“El 73% de los constituyentes era de izquierda, entonces ellos podían hacer la Constitución a su entero gusto”

Queda
solo una semana y media para que se realice el tan esperado Plebiscito
de Salida y los exconvencionales se encuentran desplegados por todo el
país defendiendo sus diversas posturas.

En
esa línea, el exconvencional Bernardo Fontaine Talavera, quien es
ingeniero comercial y político independiente, participó del programa
radial de Pingüino Multimedia “Las Cosas por su Nombre”, en donde
conversó acerca del proceso.

¿Por qué en el proceso constituyente no se pudo construir una Carta Magna que nos represente a todos y en donde el Gobierno ya reconoció que tenía muchos errores?

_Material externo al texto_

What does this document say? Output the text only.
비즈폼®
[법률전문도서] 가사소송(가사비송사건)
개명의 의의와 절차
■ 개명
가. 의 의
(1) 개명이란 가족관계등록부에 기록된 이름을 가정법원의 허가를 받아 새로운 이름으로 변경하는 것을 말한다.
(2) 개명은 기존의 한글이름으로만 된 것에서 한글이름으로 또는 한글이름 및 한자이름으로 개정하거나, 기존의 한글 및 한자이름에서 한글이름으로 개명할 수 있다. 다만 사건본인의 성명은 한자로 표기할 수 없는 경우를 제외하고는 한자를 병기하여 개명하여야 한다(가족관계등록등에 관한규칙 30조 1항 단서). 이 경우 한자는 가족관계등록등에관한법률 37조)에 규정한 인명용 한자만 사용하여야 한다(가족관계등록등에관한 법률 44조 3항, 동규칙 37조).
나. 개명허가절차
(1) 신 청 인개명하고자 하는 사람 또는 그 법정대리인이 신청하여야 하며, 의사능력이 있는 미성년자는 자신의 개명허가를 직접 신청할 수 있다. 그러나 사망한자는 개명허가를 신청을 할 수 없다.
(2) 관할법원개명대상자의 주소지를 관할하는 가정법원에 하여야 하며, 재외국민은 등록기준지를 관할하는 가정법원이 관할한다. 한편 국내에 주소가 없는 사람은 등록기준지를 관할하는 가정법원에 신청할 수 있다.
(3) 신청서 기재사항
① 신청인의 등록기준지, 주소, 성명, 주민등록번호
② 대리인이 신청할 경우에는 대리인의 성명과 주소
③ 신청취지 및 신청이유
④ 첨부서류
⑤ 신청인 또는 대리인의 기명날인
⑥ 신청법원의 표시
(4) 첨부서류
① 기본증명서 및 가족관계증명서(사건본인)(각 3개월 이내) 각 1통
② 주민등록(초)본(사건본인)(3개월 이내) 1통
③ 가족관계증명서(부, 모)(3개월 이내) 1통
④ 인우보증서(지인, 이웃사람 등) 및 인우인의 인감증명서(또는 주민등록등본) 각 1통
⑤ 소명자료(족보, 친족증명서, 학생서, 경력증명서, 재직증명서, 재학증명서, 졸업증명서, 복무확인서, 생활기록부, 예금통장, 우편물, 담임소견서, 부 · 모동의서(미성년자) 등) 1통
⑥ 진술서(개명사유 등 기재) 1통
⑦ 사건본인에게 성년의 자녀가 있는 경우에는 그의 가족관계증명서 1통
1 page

“Lo que paso aquí es que el 73% de los constituyentes era de izquierda dura o de ultraizquierda,
y entonces como todos los artículos de la Constitución se aprobaban con
2/3, el 76%, entonces ellos podían hacer la Constitución a su gusto y
no tuvieron la apertura democrática para integrar al resto. Entonces no
se incorporaron las ideas de la centroizquierda, ni de la
centroderecha, ni las iniciativas ciudadanas, porque la mayoría de las
iniciativas ciudadanas fueron consideradas”.

¿Usted por qué quiso ser parte del proceso constituyente?

“Yo
nunca he sido político, siempre he trabajado en empresas, he sido
emprendedor y soy un hombre de trabajo, y a mí me impactó mucho el
Estallido Social y desde ahí sentí que tenía que jugar un rol y mejorar
las cosas, y me impactó la sensación de que los políticos que existían
no iban a poder enmendar el rumbo y por eso yo me involucré y tuve mucho
apoyo de emprendedores y llegué con ese ánimo. Yo era el único
economista de la Convención e hice todo el esfuerzo posible para que
tratáramos de tomar acuerdos racionales y decía que estudiáramos los
efectos para ver si era bueno
o malo, pero nunca hubo ninguna intención de hacer esto y esta Constitución se hizo sin ninguna racionalidad y con rabia”.

¿A los cuántos meses se dio cuenta que no iban a ser escuchados?

La
primera semana. El segundo día, cuando estábamos divididos en sala a mí
no me dieron la palabra, entonces me acerqué a la testera y alegué
porque no me habían dado la palabra, y me mira Elisa Loncón y me dice
‘usted qué hace aquí, tome asiento’ y Bassa me dice ‘estamos trabajando,
aquí no lo vamos a pescar’, y desde ahí dije que no teníamos mucho
destino y con eso me di cuenta que iba a ser muy difícil, porque ni
siquiera estaban dispuestos a conversar”.